Table of Contents:
This summer, I travelled to Singapore, Malaysia, and Thailand with my sister. It was a dream trip! Seven weeks of markets, temples, street food, and stunning nature. But the experience I want to explore here is one that had me putting on my teacher hat.
In Bangkok, we stayed at a small hostel run by Xi, a Chinese woman who had moved to Thailand for her husband over a decade ago. Xi was commited, not just to running a clean and friendly hostel, but also to using her business to give back to the community. This made for a unique hostel experience as the excursions focused on local engagement instead of hitting the usual tourist hotspots. For example one day a guide took us to a lesser-known market that is known by locals for having the best food in the city. She even explained and suggested dishes for us to try and… she definitely knew what she was talking about! If you ever come across Thai crispy pancakes give them a try. Yum!




Another one of these activities was a “cultural exchange” with a local elementary temple school and this is what I will be unpacking below.
How do Thai Schools Work?
Xi explained to us that in Thailand there are private schools, public schools and temple schools. Temple schools are located near and funded by a Buddhist temple. The students who attend temple schools are from families that can’t afford the uniforms and books required to send their kids to public school.
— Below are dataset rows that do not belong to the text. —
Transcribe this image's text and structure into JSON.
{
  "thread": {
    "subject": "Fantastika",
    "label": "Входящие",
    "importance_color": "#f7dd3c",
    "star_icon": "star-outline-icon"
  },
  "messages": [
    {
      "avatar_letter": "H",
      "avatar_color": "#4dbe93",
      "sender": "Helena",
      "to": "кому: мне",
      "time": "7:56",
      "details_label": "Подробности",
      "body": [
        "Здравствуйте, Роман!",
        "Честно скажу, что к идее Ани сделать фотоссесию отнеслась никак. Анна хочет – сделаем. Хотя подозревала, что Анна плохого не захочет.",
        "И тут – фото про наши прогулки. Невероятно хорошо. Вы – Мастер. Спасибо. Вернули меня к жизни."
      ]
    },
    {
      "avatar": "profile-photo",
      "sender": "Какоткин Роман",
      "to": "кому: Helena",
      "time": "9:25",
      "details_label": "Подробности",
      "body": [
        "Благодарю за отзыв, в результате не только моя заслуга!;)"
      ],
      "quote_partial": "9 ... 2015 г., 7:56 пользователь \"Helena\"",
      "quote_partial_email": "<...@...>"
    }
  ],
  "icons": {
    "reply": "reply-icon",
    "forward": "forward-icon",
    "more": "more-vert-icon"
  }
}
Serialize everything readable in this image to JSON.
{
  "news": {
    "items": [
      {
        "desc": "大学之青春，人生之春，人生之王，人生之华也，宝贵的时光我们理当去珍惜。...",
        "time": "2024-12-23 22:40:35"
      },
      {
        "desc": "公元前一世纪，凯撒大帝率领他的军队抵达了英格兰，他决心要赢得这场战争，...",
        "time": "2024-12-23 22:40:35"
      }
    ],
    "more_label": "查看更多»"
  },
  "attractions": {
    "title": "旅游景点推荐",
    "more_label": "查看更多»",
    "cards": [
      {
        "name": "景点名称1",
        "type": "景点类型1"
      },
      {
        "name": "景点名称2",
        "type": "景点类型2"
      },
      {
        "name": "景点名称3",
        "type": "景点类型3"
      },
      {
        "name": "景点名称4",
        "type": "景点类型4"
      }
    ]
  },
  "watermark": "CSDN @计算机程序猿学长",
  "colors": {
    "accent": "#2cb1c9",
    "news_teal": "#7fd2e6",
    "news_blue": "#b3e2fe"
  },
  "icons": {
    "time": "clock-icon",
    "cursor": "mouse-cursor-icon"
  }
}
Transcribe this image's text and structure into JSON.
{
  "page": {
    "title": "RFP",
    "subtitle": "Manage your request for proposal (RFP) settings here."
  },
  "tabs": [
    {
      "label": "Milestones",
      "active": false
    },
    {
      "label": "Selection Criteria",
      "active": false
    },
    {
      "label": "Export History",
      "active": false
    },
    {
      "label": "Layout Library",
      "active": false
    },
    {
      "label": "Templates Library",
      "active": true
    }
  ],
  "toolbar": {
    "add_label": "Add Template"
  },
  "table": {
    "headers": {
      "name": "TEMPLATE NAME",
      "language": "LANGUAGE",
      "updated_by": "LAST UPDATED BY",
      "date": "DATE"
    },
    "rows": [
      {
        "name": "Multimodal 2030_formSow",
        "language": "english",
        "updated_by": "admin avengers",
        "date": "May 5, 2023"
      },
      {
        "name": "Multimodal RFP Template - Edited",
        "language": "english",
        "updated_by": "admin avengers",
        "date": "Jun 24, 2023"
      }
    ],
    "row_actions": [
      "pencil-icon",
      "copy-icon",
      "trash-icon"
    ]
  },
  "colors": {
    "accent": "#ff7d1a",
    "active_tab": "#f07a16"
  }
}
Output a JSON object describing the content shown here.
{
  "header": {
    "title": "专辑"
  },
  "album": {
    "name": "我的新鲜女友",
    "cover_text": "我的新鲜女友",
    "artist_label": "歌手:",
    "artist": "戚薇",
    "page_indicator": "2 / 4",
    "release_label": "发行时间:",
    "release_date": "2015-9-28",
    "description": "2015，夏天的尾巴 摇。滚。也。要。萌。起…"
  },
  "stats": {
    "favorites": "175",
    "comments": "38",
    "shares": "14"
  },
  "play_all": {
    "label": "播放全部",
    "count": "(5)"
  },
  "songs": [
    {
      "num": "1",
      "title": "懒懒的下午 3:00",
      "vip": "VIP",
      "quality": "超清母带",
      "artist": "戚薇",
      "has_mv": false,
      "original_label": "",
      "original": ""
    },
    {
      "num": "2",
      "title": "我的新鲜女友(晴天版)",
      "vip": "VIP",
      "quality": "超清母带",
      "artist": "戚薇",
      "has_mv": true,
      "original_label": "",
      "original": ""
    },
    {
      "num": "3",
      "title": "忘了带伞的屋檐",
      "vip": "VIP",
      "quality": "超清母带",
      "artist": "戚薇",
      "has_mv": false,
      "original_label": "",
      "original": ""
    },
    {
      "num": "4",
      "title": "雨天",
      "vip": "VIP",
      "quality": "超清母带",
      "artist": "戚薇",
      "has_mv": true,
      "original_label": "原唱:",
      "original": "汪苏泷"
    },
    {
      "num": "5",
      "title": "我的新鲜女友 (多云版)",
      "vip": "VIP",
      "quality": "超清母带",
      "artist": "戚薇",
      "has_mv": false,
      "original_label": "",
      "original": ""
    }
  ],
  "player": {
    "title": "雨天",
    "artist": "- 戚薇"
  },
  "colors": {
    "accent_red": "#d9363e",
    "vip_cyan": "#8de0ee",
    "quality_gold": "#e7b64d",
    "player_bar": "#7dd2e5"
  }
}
These schools provide an essential service to the community, students can often be dropped off early and picked up very late to accommodate the difficult work lives of their parents, also by attending they are guaranteed one solid meal that day.
The school we visited was connected to Wat Arun, one of the most famous temples in Bangkok. Despite it being a major tourist attraction, the surrounding neighbourhood was far from wealthy. This is why Xi was trying to improve their education in the small way that she could.




Teaching English in Thailand
In Thailand, English isn’t a national language, but it’s often still taught in schools, why? Learning it can be a big leg up in terms of job opportunities and economic success. Thailand has put a lot of effort into building its tourist industry for years. Think about it, there is a Thai restaurant in every major city and Pad Thai is a globally recognized dish. But can you name a single Filipino, Singaporean or Malaysian restaurant? They are far less common. Thailand has deliberately and successfully exported its culture worldwide and reaps the benefits of a lucrative tourist industry.
This is the goal of Xi’s cultural exchange program, to improve the English of the students. She brings a new group of travelers each week to expose the kids to native English speakers with a variety of accents. She also hopes that by exposing the kids to people from all around the world they may be able to envision a different future for themselves.




My Trip to the Temple School
To get there, we took a water taxi down the Chao Phraya River to Wat Arun, then walked to the school gates. We arrived just as a police officer was giving an assembly about not doing drugs. Which is apparently a big issue even for an elementary school in this neighbourhood.
We waited in the library, where I noticed double sided Thai-English books and looked at some teaching matrials. When it was time for our class, the kids did a quick body break, and then we were brought in.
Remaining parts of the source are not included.